Le télétravailleur pourra également solliciter par écrit auprès de son manager l’annulation d’une journée de télétravail, la modification du rythme de télétravail une semaine, ou la suspension du télétravail pendant une courte durée afin de faire face à des circonstances particulières de nature à empêcher temporairement la réalisation de ses missions en télétravail (réunion, contact client, travaux, etc.).
Cette demande sera formalisée par un écrit au manager par le salarié, avec un délai de prévenance de 8 jours calendaires, sauf situation exceptionnelle.
Par ailleurs si le jour de télétravail coïncide avec un jour férié ou n’est pas effectué pour tout autre motif, celui-ci ne donnera pas lieu à repositionnement.
4.6 Réversibilité du télétravail
Si l’un ou plusieurs des critères d’éligibilité listés à l’article 2 ci-dessus venai(en)t à disparaître pour quelque cause que ce soit, le salarié sera informé une semaine à l’avance, de la cessation de la situation de télétravail.
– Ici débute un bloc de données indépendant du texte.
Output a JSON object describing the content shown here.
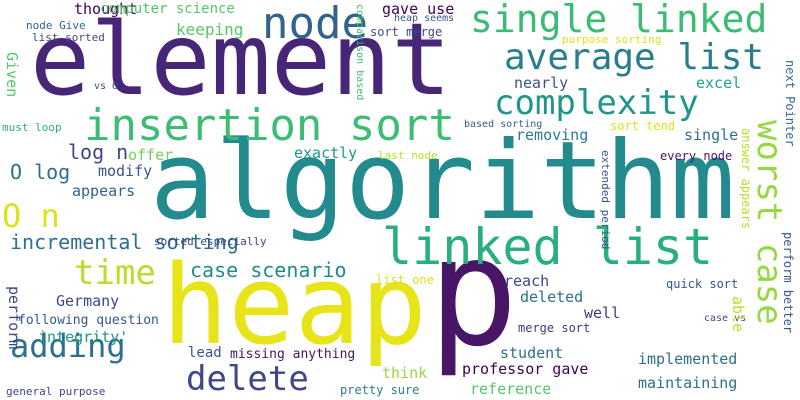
{
  "words": [
    {
      "text": "p",
      "color": "#481567"
    },
    {
      "text": "algorithm",
      "color": "#238a8d"
    },
    {
      "text": "element",
      "color": "#482677"
    },
    {
      "text": "heap",
      "color": "#e7e419"
    },
    {
      "text": "linked list",
      "color": "#29af7f"
    },
    {
      "text": "insertion sort",
      "color": "#3dbc74"
    },
    {
      "text": "node",
      "color": "#33638d"
    },
    {
      "text": "single linked",
      "color": "#3cbb75"
    },
    {
      "text": "average list",
      "color": "#287d8e"
    },
    {
      "text": "complexity",
      "color": "#1f968b"
    },
    {
      "text": "worst case",
      "color": "#95d840"
    },
    {
      "text": "delete",
      "color": "#404688"
    },
    {
      "text": "adding",
      "color": "#2d708e"
    },
    {
      "text": "time",
      "color": "#b8de29"
    },
    {
      "text": "O n",
      "color": "#dce319"
    },
    {
      "text": "incremental sorting",
      "color": "#2d708e"
    },
    {
      "text": "case scenario",
      "color": "#238a8d"
    },
    {
      "text": "log n",
      "color": "#3f4788"
    },
    {
      "text": "O log",
      "color": "#2d708e"
    },
    {
      "text": "thought",
      "color": "#440154"
    },
    {
      "text": "gave use",
      "color": "#440154"
    },
    {
      "text": "computer science",
      "color": "#55c667"
    },
    {
      "text": "keeping",
      "color": "#56c667"
    },
    {
      "text": "excel",
      "color": "#20a386"
    },
    {
      "text": "nearly",
      "color": "#3a548c"
    },
    {
      "text": "removing",
      "color": "#287d8e"
    },
    {
      "text": "single",
      "color": "#2d708e"
    },
    {
      "text": "exactly",
      "color": "#1f968b"
    },
    {
      "text": "modify",
      "color": "#39568c"
    },
    {
      "text": "offer",
      "color": "#73d055"
    },
    {
      "text": "appears",
      "color": "#33638d"
    },
    {
      "text": "Germany",
      "color": "#3f4788"
    },
    {
      "text": "integrity'",
      "color": "#1f968b"
    },
    {
      "text": "perform",
      "color": "#3f4788"
    },
    {
      "text": "reach",
      "color": "#3f4788"
    },
    {
      "text": "deleted",
      "color": "#2d708e"
    },
    {
      "text": "well",
      "color": "#453781"
    },
    {
      "text": "student",
      "color": "#2d708e"
    },
    {
      "text": "think",
      "color": "#95d840"
    },
    {
      "text": "professor gave",
      "color": "#440154"
    },
    {
      "text": "implemented",
      "color": "#2d708e"
    },
    {
      "text": "maintaining",
      "color": "#2d708e"
    },
    {
      "text": "reference",
      "color": "#55c667"
    },
    {
      "text": "lead",
      "color": "#39568c"
    },
    {
      "text": "missing anything",
      "color": "#481567"
    },
    {
      "text": "following question",
      "color": "#39568c"
    },
    {
      "text": "general purpose",
      "color": "#3f4788"
    },
    {
      "text": "pretty sure",
      "color": "#287d8e"
    },
    {
      "text": "merge sort",
      "color": "#453781"
    },
    {
      "text": "quick sort",
      "color": "#3a548c"
    },
    {
      "text": "list one",
      "color": "#dce319"
    },
    {
      "text": "every node",
      "color": "#481567"
    },
    {
      "text": "sort tend",
      "color": "#dce319"
    },
    {
      "text": "based sorting",
      "color": "#38598c"
    },
    {
      "text": "last node",
      "color": "#b8de29"
    },
    {
      "text": "vs O",
      "color": "#3f4788"
    },
    {
      "text": "node Give",
      "color": "#33638d"
    },
    {
      "text": "list sorted",
      "color": "#3f4788"
    },
    {
      "text": "must loop",
      "color": "#29af7f"
    },
    {
      "text": "sort merge",
      "color": "#3f4788"
    },
    {
      "text": "heap seems",
      "color": "#3a548c"
    },
    {
      "text": "purpose sorting",
      "color": "#dce319"
    },
    {
      "text": "sorted especially",
      "color": "#3f4788"
    },
    {
      "text": "case vs",
      "color": "#3f4788"
    },
    {
      "text": "Given",
      "color": "#55c667"
    },
    {
      "text": "comparison based",
      "color": "#3cbb75"
    },
    {
      "text": "extended period",
      "color": "#39568c"
    },
    {
      "text": "answer appears",
      "color": "#b8de29"
    },
    {
      "text": "able",
      "color": "#b8de29"
    },
    {
      "text": "next Pointer",
      "color": "#2d708e"
    },
    {
      "text": "perform better",
      "color": "#39568c"
    }
  ]
}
Par ailleurs et même s’il y demeure éligible, le salarié peut demander à ce qu’il soit mis fin à ce mode d’organisation du travail avant l’échéance prévue par l’avenant contractuel, sous réserve de respecter un délai de prévenance d’un mois.
Article 5 : Télétravail occasionnel
5.1 Définition du télétravail occasionnel
Au sens du présent Accord, est considéré comme étant du télétravail occasionnel, tout exercice du télétravail ponctuel ne constituant pas un mode d’organisation structurel du travail et dont la mise en place ne résulte pas d’une situation particulière (telle que définie à l’article 3 du présent Accord) ou d’un événement exceptionnel (tel que défini à l’article 6 du présent Accord).
Le télétravail occasionnel revêt un caractère ponctuel, irrégulier et doit répondre à un besoin du salarié, notamment de nature personnelle (panne de véhicule, grève des transports, etc.).
De même, il peut être recouru au télétravail en cas d’épisode de pollution mentionné à l’article L.223-1 du Code de l’environnement, en vue de limiter les déplacements domicile / lieu de travail.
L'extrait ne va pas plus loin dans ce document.